Thursday, December 19, 2024

“So Tall Within” will take you to new heights

By: Terri Schlichenmeyer

You can walk.

That’s what Mom said when you wanted her to take you somewhere this summer. What’s wrong with your feet, she asked, are your shoes broken?  So you hoofed it everywhere, and that’s what changed your summer. In the new book “So Tall Within” by Gary D. Schmidt, illustrated by Daniel Minter, walking changed the world.

When Isabella was small, her mother, Mau-mau Bett, took her outside to see the stars and the moon. Mau-mau Bett said that what Isabella saw in the sky were the same things her brothers and sisters could see and that comforted Isabella. She couldn’t remember her brothers and sisters. There were “ten or twelve” of them, and they’d been sold as slaves when she was just a baby.

At nine years old, Isabella was sold away from Mau-mau Bett, along with a small flock of sheep. She had the stars and the moon to comfort her but, though it hurt to be away from her mother, Isabella was kept so busy that she scarcely had a chance to think about it.

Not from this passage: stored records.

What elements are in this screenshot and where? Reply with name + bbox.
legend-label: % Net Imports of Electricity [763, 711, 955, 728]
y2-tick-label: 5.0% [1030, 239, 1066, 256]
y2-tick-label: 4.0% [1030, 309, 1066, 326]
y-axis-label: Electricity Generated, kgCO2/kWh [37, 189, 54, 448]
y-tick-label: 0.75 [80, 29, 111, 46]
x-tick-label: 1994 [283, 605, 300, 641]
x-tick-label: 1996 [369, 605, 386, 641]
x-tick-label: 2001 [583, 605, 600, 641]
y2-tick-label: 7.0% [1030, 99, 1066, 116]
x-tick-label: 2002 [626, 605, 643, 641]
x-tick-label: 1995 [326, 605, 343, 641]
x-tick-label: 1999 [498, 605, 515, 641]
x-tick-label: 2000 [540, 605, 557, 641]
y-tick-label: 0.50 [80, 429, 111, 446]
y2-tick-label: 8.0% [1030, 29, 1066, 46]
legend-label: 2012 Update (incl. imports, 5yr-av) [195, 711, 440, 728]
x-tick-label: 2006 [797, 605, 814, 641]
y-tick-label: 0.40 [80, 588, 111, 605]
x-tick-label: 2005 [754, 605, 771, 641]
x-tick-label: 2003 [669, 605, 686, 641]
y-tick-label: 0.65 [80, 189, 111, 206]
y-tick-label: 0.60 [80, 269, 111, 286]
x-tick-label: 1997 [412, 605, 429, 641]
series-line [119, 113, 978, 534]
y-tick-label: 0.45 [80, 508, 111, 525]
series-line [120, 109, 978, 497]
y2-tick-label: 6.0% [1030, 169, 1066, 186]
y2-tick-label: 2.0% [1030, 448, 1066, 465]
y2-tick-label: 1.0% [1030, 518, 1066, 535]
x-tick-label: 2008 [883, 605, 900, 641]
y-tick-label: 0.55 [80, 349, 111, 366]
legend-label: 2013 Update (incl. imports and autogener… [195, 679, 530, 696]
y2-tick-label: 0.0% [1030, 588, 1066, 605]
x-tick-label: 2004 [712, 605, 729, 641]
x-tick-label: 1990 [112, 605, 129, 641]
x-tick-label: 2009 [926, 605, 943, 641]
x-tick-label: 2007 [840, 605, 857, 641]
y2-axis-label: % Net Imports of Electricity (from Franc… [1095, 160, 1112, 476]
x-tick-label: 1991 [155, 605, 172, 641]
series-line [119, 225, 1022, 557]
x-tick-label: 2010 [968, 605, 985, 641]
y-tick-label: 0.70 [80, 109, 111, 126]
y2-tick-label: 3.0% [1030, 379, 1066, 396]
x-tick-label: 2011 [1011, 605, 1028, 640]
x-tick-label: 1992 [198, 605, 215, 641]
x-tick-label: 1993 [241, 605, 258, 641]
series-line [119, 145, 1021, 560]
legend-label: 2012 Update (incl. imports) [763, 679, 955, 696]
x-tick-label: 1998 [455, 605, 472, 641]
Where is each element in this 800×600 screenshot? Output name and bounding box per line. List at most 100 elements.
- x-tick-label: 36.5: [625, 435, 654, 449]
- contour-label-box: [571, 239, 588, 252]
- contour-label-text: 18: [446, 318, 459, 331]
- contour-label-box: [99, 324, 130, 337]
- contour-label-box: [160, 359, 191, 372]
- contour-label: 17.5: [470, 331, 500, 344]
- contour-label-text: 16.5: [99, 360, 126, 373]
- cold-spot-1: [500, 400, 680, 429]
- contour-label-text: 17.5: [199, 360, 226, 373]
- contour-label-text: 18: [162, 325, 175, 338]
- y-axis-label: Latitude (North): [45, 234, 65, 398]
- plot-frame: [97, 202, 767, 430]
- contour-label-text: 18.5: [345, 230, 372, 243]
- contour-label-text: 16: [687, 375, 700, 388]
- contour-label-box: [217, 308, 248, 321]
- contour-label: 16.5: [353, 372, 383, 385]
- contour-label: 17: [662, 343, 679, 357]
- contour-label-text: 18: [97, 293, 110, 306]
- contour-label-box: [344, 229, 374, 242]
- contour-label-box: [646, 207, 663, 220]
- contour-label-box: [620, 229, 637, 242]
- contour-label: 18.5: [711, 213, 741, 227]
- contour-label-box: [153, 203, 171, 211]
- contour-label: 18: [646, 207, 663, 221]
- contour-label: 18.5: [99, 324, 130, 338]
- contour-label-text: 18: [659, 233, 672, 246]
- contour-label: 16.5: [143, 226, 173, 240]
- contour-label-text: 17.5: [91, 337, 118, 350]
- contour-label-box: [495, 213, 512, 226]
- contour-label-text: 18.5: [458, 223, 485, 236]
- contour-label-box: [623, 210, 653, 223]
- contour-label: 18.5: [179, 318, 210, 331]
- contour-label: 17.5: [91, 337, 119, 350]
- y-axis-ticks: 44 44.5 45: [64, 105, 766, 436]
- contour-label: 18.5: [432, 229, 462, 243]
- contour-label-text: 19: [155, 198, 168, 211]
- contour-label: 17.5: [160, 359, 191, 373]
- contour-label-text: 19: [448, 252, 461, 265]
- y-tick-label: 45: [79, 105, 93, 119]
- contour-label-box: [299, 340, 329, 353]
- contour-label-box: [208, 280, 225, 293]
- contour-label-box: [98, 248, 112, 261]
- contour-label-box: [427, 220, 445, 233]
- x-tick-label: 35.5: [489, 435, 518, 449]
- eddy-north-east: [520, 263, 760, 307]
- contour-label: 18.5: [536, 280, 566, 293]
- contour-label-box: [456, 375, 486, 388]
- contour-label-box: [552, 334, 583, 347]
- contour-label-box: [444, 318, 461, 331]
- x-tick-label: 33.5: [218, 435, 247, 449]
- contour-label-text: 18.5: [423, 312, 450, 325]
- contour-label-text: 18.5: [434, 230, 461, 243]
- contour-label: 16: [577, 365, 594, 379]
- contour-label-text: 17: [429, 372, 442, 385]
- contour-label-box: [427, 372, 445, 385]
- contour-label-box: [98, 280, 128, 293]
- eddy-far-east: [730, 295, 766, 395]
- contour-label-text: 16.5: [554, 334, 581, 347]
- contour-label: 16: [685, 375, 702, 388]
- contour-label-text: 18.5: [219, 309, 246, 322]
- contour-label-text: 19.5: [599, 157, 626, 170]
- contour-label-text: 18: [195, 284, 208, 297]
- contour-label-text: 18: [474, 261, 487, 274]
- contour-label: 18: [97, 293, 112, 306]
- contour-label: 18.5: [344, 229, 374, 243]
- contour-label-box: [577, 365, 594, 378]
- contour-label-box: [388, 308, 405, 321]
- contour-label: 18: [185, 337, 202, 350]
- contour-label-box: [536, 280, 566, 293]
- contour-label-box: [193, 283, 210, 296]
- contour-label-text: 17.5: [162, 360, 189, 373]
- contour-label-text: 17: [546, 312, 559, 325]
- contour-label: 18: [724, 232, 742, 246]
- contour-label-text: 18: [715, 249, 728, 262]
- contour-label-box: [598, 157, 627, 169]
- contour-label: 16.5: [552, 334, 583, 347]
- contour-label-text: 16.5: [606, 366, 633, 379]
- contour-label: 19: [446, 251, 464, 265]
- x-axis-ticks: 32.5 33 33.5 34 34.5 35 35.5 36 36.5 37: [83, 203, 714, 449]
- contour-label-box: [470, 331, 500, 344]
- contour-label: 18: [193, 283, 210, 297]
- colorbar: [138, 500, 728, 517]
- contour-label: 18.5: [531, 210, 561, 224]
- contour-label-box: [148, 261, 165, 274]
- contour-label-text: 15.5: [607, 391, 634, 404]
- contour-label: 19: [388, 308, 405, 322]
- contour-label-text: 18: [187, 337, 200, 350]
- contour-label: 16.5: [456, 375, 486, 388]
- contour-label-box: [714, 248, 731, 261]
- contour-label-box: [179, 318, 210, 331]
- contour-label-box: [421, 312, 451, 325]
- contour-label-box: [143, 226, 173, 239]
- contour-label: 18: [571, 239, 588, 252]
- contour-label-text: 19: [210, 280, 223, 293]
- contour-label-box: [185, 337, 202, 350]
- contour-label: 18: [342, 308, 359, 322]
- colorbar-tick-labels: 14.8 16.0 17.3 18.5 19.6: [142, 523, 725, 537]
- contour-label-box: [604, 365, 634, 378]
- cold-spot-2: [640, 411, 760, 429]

She worked first for this family, then for that man, and another until she was forced to marry a slave named Thomas and have children of her own.

She sometimes wondered if they, and their children would also be slaves someday. Once, she’d asked God if that was “right.”

And then came the day when a promise was broken and Isabella had enough. She grabbed her baby daughter and she “seized Freedom with her own hands,” escaping to the home of two people who wouldn’t let her down. They helped Isabella stand up to her owner, and the courage to stand tall, to take a former slave owner to court, and to get her young son back from where he’d been sold down South.

She never forgot her brothers and sisters. She found some of them and lost others, which helped her decide that she had a “sojourn” ahead of her. And so, Isabella changed her name to Sojourner Truth, and she began to walk…

Sometimes, in searching for a really good children’s book, you may find one that seems almost like a gift to the parent as well.

That’s what you’ll get in “So Tall Within.”

Beautifully written with words that are partial poetry and part storytime, this book offers kids an easy-to-love biography of a woman they may have heard about, but just not enough. Author Gary D. Schmidt tells the saga of Sojourner Truth, her resolve, and her work – sometimes brutally, sometimes with fist-pumping joy, and always with beautiful artwork by Daniel Minter. While story plus art are, indeed, in a children’s book, both are where the gift for parents lies: pay close attention to left-page words and the illustrations; they are breathtakingly haunting and absolutely perfect.

For 5-to-8-year-olds who love a good story, or for parents who cherish a good read-aloud session and appreciate back-of-book biographical information, here it is. Your kids won’t walk for “So Tall Within” – they’ll run for it.